Changes will include and update of displays and updates to the flight manual. Tinseth said he still has “great confidence” in the Boeing 737 Max.
American Airlines (AAL) pilots will test new software in simulators this weekend, according to Reuters.
But the Boeing 737 Max flight simulator also isn’t configured to simulate the problems with the flight control system that lead to the deadly crash earlier this month that killed 157, Ethiopian Airlines tweeted Thursday.
The Ethiopian Air and Lion Air jets also weren’t equipped with an angle of attack indicator or an angle of attack disagree light, according to a New York Times report.
Boeing reportedly charged extra for the safety features and they are not standard on the 737 Max. Neither are required by the FAA.
“They’re critical, and cost almost nothing for the airlines to install,” said Bjorn Fehrm, a Leeham analyst told the Times. “Boeing charges for them because it can. But they’re vital for safety.”
The report said that Boeing will make the light standard but the angle of attack indicator will remain a costly extra feature.
Boeing 737 Max Criminal Probe Intensifies
The Justice Department has issued multiple subpoenas in its investigation into the development of the Boeing 737 Max, sources told CNN.
Investigators have asked Boeing for information on the safety and certification procedures and its marketing, according to the report.
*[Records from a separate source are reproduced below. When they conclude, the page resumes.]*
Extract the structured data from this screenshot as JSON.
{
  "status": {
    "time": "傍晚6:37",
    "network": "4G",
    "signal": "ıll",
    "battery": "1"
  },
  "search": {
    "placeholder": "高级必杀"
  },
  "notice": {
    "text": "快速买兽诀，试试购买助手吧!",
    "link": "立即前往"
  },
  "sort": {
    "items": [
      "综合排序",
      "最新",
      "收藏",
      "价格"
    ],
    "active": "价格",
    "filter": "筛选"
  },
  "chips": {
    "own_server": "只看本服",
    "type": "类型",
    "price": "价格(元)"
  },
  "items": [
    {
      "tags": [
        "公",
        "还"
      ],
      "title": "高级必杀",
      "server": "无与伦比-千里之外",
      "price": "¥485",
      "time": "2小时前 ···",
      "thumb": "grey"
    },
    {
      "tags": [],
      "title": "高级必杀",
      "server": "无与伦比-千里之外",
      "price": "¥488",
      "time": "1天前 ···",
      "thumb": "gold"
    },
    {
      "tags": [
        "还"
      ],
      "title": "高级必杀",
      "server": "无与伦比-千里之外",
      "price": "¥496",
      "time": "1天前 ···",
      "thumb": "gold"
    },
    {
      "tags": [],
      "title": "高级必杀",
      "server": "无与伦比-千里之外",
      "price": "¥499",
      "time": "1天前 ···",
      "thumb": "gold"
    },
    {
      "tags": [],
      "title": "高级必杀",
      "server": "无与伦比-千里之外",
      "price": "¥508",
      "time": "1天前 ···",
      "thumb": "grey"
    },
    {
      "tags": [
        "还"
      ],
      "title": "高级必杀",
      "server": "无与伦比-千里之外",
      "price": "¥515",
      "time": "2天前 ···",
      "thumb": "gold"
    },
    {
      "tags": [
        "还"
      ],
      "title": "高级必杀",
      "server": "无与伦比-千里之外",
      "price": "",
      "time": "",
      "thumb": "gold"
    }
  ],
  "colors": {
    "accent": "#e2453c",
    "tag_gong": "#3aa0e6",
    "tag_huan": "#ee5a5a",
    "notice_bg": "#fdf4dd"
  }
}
The Justice Department probe of the Boeing 737 Max is highly unusual, involving a prosecutor in the criminal division’s fraud section. Typical safety probes are civil cases handled by the Transportation Department’s inspector general, the Wall Street Journal said earlier.
The Transportation Department launched its own inquiry after the Lion Air crash into the analysis of the automatic flight control system.
The Federal Bureau of Investigation is also participating in the criminal probe of the Boeing 737 Max certification, the Seattle Times reported late Wednesday.